What is “Sensitive Information”?
This second part part of a multi-part series on creating an information management plan for business clients.
Basically, any information that your client would not want posted on the bulletin board is potentially sensitive information. Many clients will say that they to not have that much sensitive data on their systems. This may be true, but there are some questions we have to ask them.
– Do you process any “keyed” credit card transactions or take any credit card information over the telephone? If so, is the credit card information ever written on a piece of paper? What happens to that paper after the transaction is processed? (The PCD DSS requires that the paper be shredded immediately in a crosscut shredder) What controls (written policies, supervision, etc,) are in place to ensure that this happens?
– Is any credit card information kept on file, either on paper or in an electronic form? The PCI DSS requires that access to such records be controlled.
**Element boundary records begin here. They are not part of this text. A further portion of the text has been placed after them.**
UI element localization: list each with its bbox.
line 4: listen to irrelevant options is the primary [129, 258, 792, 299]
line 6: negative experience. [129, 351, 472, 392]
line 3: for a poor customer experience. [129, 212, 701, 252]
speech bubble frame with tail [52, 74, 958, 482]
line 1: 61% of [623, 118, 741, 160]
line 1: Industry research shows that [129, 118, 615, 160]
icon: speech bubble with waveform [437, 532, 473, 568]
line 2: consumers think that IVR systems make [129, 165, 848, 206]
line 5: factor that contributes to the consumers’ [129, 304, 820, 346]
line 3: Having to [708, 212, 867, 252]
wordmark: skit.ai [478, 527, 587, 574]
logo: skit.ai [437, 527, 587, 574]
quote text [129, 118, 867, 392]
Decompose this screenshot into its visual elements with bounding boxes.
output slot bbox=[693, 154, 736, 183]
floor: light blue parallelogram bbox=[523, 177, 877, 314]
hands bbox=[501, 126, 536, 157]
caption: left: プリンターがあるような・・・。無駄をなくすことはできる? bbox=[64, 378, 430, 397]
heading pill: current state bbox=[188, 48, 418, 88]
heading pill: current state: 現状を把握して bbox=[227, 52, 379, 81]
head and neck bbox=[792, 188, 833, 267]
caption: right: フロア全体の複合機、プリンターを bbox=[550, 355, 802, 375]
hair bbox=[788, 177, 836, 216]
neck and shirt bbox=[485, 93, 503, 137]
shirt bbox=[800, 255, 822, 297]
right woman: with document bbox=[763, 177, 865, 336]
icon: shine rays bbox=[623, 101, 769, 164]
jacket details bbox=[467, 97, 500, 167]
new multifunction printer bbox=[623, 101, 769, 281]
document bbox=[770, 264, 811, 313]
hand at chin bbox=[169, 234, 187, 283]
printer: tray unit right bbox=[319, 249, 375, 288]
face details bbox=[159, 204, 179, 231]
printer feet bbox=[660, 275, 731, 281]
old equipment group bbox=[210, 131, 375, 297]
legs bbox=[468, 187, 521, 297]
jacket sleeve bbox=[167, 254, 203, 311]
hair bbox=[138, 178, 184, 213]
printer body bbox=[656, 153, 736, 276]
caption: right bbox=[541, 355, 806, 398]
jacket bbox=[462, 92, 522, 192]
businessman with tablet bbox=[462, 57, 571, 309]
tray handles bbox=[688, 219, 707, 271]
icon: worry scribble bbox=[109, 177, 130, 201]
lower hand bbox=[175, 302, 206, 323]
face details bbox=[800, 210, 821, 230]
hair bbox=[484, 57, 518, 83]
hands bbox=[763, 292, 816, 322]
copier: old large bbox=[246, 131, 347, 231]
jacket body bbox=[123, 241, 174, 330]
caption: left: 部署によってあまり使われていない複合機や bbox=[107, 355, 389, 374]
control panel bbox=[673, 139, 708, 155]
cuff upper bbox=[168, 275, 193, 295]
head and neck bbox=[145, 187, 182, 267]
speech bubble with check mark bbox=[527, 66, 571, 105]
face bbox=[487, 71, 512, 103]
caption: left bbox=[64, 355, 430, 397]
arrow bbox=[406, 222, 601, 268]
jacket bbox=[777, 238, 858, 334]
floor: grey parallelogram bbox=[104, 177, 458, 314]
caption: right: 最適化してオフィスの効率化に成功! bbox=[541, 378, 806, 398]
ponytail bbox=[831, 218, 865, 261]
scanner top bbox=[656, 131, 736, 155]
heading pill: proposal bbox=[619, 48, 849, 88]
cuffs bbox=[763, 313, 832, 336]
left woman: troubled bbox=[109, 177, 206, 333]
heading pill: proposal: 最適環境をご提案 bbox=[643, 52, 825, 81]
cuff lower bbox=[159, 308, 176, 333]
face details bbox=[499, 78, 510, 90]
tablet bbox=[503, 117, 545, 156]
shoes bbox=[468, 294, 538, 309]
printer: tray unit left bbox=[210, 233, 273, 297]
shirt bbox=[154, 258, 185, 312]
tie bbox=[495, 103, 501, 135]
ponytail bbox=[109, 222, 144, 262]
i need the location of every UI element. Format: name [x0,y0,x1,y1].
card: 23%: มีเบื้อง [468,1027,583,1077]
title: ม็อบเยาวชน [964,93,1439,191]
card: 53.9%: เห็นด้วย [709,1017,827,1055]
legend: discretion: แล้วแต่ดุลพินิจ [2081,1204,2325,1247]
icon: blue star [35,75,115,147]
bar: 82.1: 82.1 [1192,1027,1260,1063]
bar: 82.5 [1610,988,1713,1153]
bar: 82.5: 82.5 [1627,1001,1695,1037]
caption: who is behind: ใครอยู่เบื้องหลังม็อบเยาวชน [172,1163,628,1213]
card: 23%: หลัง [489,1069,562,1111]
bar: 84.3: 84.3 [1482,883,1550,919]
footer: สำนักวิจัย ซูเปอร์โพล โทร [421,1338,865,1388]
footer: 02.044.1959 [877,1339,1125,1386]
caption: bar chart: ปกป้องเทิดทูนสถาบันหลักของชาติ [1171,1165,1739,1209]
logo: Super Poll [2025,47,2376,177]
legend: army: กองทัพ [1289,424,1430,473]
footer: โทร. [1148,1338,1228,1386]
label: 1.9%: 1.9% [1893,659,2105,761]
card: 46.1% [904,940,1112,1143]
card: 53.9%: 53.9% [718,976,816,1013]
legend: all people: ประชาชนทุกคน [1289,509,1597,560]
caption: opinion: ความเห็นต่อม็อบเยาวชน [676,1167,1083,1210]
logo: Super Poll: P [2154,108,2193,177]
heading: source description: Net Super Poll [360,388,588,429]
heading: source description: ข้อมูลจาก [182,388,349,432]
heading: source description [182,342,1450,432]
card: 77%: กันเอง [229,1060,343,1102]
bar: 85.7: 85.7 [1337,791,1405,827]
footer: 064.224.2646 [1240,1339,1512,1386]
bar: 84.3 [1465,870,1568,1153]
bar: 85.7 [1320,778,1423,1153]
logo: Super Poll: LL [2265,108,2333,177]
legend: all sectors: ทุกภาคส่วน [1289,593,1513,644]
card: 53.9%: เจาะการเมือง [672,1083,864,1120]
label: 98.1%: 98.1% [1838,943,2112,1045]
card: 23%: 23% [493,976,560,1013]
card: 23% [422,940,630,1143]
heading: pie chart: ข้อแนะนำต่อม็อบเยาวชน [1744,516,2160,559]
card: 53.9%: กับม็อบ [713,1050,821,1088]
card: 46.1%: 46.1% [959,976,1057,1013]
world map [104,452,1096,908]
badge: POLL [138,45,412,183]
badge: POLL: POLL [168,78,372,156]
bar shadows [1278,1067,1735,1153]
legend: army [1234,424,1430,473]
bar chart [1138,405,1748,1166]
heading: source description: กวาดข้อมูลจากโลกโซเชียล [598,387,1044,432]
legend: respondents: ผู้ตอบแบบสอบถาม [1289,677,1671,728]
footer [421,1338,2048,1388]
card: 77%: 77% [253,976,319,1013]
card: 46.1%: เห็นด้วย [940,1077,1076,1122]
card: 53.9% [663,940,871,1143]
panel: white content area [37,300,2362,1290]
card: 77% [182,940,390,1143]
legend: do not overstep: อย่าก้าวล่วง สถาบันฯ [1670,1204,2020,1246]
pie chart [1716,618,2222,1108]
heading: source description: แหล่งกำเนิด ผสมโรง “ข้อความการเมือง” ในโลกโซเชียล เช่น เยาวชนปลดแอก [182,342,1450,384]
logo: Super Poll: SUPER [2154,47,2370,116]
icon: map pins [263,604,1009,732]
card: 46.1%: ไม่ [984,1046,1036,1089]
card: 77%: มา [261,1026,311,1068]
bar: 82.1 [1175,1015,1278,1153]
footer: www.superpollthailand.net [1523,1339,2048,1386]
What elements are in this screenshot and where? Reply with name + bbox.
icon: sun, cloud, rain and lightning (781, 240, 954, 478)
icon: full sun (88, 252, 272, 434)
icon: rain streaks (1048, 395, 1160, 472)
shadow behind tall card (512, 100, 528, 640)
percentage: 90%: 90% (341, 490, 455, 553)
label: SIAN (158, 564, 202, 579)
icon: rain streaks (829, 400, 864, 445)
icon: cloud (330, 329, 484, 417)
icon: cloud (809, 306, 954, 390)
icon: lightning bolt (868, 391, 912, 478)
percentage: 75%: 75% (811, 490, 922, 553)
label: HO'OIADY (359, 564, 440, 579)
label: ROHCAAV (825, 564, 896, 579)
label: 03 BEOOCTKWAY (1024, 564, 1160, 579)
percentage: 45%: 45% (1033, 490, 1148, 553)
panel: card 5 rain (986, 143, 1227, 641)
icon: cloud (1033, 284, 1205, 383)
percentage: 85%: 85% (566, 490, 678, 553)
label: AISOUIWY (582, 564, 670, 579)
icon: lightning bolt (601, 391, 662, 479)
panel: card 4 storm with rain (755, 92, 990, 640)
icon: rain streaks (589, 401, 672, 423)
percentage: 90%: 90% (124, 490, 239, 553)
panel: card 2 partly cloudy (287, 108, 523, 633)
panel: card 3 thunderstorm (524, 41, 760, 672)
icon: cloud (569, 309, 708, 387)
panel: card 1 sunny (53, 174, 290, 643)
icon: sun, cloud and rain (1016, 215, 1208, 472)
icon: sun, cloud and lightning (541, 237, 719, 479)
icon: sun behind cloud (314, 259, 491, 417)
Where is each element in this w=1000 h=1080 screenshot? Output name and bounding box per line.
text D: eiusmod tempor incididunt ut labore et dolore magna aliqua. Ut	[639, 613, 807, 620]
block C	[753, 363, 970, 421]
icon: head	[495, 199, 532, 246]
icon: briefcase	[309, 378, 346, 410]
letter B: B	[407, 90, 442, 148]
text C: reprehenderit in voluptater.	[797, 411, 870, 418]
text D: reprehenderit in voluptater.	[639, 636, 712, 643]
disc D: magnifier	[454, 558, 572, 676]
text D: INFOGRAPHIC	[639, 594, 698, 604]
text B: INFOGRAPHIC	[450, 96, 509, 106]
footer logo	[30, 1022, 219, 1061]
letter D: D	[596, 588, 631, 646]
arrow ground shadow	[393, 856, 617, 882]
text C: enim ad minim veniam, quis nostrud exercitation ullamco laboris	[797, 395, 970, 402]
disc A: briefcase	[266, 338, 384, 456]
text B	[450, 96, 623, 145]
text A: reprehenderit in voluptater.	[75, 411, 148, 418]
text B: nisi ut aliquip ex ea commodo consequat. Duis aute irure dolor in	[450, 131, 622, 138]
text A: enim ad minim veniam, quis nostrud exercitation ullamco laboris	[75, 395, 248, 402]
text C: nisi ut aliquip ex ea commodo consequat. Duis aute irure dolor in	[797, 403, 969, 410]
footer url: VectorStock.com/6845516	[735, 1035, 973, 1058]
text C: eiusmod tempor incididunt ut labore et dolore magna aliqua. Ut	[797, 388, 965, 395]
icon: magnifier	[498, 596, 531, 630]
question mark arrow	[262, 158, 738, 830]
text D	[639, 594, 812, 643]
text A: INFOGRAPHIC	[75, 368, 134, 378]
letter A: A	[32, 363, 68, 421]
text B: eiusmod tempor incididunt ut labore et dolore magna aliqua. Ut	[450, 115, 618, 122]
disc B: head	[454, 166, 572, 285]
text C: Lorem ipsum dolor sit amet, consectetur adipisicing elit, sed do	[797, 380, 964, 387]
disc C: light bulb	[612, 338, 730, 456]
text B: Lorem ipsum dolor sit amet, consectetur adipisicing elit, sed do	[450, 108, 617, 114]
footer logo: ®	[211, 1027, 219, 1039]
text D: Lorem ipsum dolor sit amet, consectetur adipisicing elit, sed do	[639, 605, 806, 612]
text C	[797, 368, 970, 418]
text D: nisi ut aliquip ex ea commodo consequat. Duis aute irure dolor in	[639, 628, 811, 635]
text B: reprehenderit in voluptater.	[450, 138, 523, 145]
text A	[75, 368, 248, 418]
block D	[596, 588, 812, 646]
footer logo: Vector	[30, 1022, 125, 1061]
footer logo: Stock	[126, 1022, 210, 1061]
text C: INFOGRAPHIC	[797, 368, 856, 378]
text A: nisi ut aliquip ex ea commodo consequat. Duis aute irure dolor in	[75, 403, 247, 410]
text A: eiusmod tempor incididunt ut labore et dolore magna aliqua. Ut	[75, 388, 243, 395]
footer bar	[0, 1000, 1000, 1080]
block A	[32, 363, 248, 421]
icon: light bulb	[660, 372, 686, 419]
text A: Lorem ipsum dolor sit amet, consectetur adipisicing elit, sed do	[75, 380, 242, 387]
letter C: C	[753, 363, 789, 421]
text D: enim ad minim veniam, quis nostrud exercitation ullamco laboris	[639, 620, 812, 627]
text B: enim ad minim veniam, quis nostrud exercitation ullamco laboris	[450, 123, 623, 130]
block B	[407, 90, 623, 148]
The PCI DSS also clearly states that the 3-digit security code on the back of the card MUST NOT be recorded or stored – it should not be written down in a paper file or stored electronically, even in an encrypted form.
– Do you process payroll or keep any employee files (practically every employer does maintain employee information, even if they contract payroll to a third-party)?
– Do you maintain customer or client lists that you do not share with all everyone in the business and/or the public?
– Do you maintain financial records for clients or business partners?
– Do you maintain client or patient records that you are required by law to protect (examples would be PIPDEDA in Canada, HIPAA for health information in the US, GLBA for financial records in the US – every country has laws requiring protection for certain types of records. You need to research laws in your country)?
– Do you maintain records about ongoing projects, bids, company process, or other information that you have developed, “company secrets”, ways that you do things, etc. that you would not want to be made public?
– Do you have internal or external correspondences or documents (emails, internal memos, etc.) that you would not want to share with everyone in your organization?
Most businesses clients will answer “yes” to one or more of these questions. If there are no controls in place to protect sensitive data, it should be assumed that ANYONE who wants to could access that data. All businesses have SOME controls in place – our job is the determine what controls ARE in place and what controls SHOULD be in place, based on the answers to the questions above.